Каховский усмехнулся; его глаза пьяно блеснули.
— Надеюсь, что хоть нам не придётся никого вызывать, — сказал Юрий Фёдорович. — Наряд милиции, например — чтобы успокоить нетрезвых женщин.
Я обменялся с Зоиным отцом ритуальным рукопожатием.
Юрий Фёдорович посмотрел мне в глаза, покачал головой и снова хмыкнул; указал рукой вглубь гостиной.
— Падай в кресло, зятёк, — сказал Каховский. — Чувствуй себя, как дома. А я прогуляюсь на балкон. Освежусь. Да и сигаретку выкурю. Я уже заметил: во время разговоров с тобой мне всегда хочется курить. Так что лучше уж сразу надышусь дымом. Чем побегу на балкон, когда ты обрушишь мне на голову свои новости.
Пока Юрий Фёдорович прочищал на балконе мозг (свежим холодным, уже вполне зимним воздухом и табачным дымом), я расположился на диване по соседству с журнальным столиком, где стояла початая бутылка коньяка. Выглядела бутылка весьма скромно (по меркам человека, повидавшего разнообразие алкомаркетов будущего). На этикетке я обнаружил единственное слово на русском языке: «Арарат». Все остальные слова состояли из латинских букв («NAIRI, Armenian brandy»), словно напиток предназначался не для советских потребителей. Я взял бутылку в руки, отвинтил крышку; поднёс горлышко бутылки к лицу и вдохнул аромат напитка. Чем вызвал возмущение у сидевшей рядом со мной Зои.

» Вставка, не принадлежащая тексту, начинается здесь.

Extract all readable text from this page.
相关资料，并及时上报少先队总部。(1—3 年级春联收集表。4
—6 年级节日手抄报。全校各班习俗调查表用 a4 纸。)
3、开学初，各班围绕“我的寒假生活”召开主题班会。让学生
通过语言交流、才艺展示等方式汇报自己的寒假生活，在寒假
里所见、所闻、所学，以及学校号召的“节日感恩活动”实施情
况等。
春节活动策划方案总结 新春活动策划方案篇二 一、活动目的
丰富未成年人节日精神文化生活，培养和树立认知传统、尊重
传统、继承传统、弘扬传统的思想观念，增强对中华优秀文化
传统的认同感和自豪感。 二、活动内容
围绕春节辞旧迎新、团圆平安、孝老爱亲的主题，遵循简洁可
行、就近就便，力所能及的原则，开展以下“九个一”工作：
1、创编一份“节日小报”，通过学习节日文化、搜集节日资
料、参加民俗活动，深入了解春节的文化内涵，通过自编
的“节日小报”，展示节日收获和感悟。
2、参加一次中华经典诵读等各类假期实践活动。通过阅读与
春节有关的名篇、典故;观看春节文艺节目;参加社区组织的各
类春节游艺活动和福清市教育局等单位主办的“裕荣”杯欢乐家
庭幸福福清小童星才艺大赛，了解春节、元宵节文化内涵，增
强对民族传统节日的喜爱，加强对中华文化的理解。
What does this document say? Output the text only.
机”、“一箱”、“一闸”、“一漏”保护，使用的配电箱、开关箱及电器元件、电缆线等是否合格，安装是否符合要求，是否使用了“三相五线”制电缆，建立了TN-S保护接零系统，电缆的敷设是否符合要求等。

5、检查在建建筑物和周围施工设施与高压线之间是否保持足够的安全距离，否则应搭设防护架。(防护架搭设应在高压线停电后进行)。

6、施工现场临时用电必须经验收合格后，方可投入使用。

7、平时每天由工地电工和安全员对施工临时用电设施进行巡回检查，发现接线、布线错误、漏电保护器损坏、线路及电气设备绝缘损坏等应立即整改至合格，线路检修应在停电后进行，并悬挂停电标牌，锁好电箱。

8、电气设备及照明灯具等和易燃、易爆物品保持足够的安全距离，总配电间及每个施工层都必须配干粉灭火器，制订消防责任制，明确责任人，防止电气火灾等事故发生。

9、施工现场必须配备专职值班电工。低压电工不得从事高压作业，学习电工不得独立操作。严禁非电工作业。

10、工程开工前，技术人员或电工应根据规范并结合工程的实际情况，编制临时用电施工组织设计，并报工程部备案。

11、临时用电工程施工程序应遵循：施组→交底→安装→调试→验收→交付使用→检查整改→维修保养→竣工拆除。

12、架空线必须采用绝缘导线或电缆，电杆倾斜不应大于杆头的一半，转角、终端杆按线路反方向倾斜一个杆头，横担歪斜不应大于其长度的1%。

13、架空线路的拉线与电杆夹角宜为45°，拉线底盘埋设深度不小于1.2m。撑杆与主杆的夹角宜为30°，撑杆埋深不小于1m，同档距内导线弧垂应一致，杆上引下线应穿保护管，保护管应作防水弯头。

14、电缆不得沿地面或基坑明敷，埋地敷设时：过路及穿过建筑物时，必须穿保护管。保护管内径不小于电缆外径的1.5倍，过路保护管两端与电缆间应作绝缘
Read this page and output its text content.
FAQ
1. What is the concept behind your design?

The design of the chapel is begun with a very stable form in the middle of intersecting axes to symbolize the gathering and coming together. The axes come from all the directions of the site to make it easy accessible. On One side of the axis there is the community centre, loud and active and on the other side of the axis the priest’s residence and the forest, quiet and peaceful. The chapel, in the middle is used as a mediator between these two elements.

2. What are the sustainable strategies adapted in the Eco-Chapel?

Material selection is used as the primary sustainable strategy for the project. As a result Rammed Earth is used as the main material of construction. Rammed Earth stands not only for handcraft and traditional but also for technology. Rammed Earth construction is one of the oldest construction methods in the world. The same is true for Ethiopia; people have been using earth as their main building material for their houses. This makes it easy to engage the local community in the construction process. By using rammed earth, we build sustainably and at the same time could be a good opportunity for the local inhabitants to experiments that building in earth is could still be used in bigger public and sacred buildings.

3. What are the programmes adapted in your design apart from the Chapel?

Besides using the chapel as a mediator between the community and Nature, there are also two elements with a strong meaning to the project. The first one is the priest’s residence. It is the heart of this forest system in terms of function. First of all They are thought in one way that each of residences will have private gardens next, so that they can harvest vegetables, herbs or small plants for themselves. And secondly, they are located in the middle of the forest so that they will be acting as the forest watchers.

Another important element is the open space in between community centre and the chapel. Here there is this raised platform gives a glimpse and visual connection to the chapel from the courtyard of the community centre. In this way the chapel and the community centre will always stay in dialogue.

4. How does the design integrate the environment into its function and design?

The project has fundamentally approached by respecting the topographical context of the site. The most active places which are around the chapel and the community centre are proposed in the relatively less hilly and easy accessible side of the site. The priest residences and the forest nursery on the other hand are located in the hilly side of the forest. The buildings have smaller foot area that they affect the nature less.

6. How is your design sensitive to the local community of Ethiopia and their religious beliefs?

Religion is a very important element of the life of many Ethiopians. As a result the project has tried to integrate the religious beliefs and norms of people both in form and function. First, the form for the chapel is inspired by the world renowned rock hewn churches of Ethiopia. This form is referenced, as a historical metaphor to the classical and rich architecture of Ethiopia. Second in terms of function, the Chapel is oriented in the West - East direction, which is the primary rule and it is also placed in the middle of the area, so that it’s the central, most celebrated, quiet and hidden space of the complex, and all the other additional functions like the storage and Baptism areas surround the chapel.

— Миша! — громким шёпотом произнесла девочка. — Ты что делаешь?! Поставь! Папа увидит!
Она сжала моё плечо.
— Рановато тебе, зятёк, баловаться коньячком, — сказал Юрий Фёдорович.
Он шагнул с балкона в квартиру (через высокий порог), принёс с собой запах табачного дыма, впустил в гостиную холодный воздух.
— Я и не балуюсь спиртным, дядя Юра, пока, — сказал я. — Моему растущему организму такое противопоказано. Решил вот понюхать, чем именно вы травитесь.
— Разбираешься в коньяке? — спросил Каховский.
Я закупорил бутылку, вернул её на стол.